Os limites do novo modelo de financiamento da Atenção Primária em Saúde
- Vanessa Daufenback
- 19 de nov. de 2019
- 2 min de leitura

A pressão pelo modelo gerencial no SUS e o apelo à "eficiência", que já existem, não trazem efetividade e incentivam apenas a produção de números de atendimentos e procedimentos, e foi usada como mote para um maior subfinanciamento da APS (Atenção Primária em Saúde), colocando fim à universalidade da cobertura ao vincular o recebimento de recursos à população cadastrada, sendo que o peso seria maior a grupos com vulnerabilidades demográficas e econômicas.

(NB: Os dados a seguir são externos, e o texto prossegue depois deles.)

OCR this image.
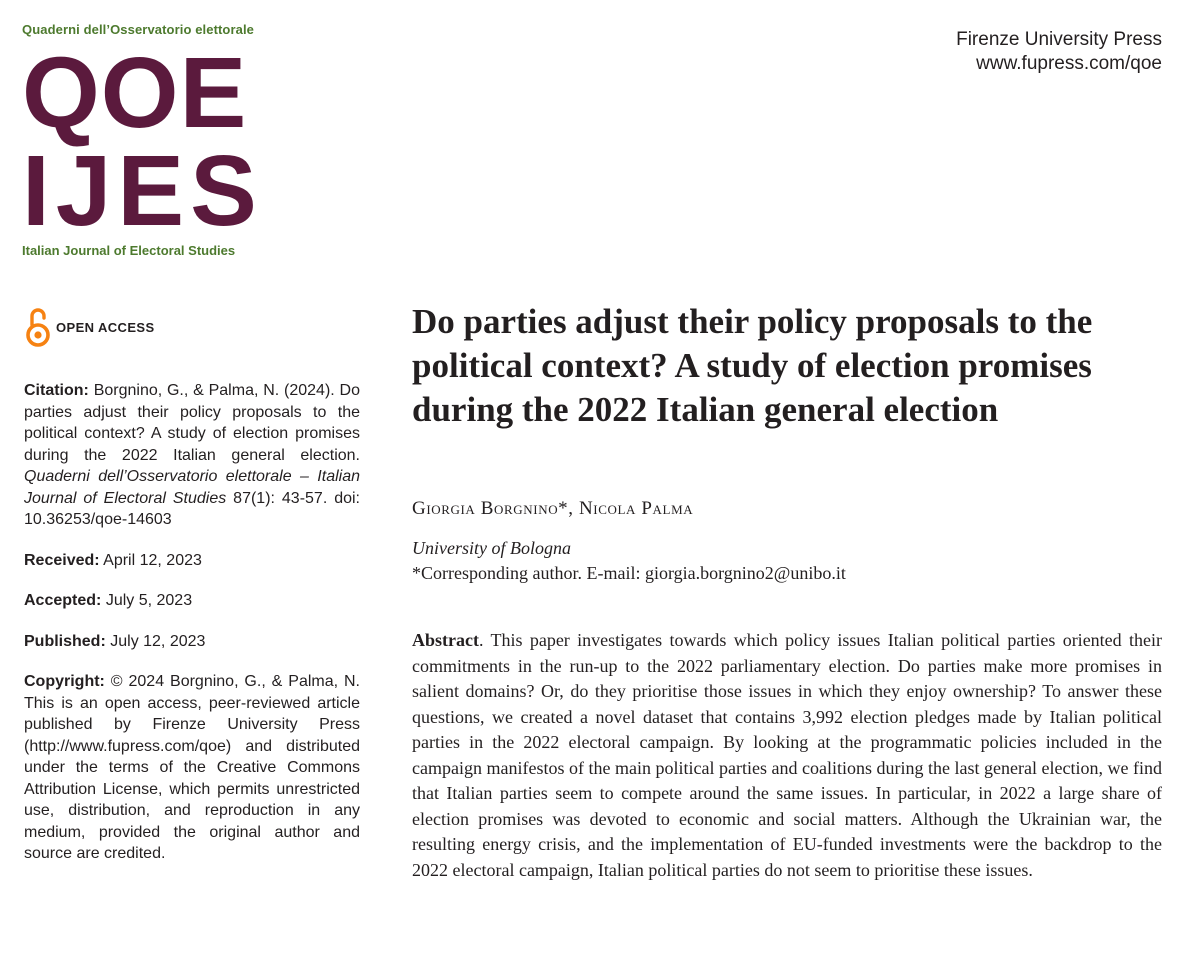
Quaderni dell’Osservatorio elettorale
QOE
IJES
Italian Journal of Electoral Studies
Firenze University Press
www.fupress.com/qoe
OPEN ACCESS
Citation: Borgnino, G., & Palma, N. (2024). Do parties adjust their policy proposals to the political context? A study of election promises during the 2022 Italian general election. Quaderni dell’Osservatorio elettorale – Italian Journal of Electoral Studies 87(1): 43-57. doi: 10.36253/qoe-14603
Received: April 12, 2023
Accepted: July 5, 2023
Published: July 12, 2023
Copyright: © 2024 Borgnino, G., & Palma, N. This is an open access, peer-reviewed article published by Firenze University Press (http://www.fupress.com/qoe) and distributed under the terms of the Creative Commons Attribution License, which permits unrestricted use, distribution, and reproduction in any medium, provided the original author and source are credited.
Do parties adjust their policy proposals to the political context? A study of election promises during the 2022 Italian general election
Giorgia Borgnino*, Nicola Palma
University of Bologna
*Corresponding author. E-mail: giorgia.borgnino2@unibo.it
Abstract. This paper investigates towards which policy issues Italian political parties oriented their commitments in the run-up to the 2022 parliamentary election. Do parties make more promises in salient domains? Or, do they prioritise those issues in which they enjoy ownership? To answer these questions, we created a novel dataset that contains 3,992 election pledges made by Italian political parties in the 2022 electoral campaign. By looking at the programmatic policies included in the campaign manifestos of the main political parties and coalitions during the last general election, we find that Italian parties seem to compete around the same issues. In particular, in 2022 a large share of election promises was devoted to economic and social matters. Although the Ukrainian war, the resulting energy crisis, and the implementation of EU-funded investments were the backdrop to the 2022 electoral campaign, Italian political parties do not seem to prioritise these issues.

O “Novo Modelo de Financiamento da Atenção Básica”, apresentado pelo Ministério da Saúde no fim do mês de outubro, pode descaracterizar o modelo de assistência da Estratégia de Saúde da Família (ESF), que atua para a efetivação da horizontalidade e mudanças consistentes no perfil epidemiológico de comunidades a longo prazo, por meio de visitas domiciliares, vigilância em saúde e planejamento territorial, ações permitidas pelo financiamento de caráter universal.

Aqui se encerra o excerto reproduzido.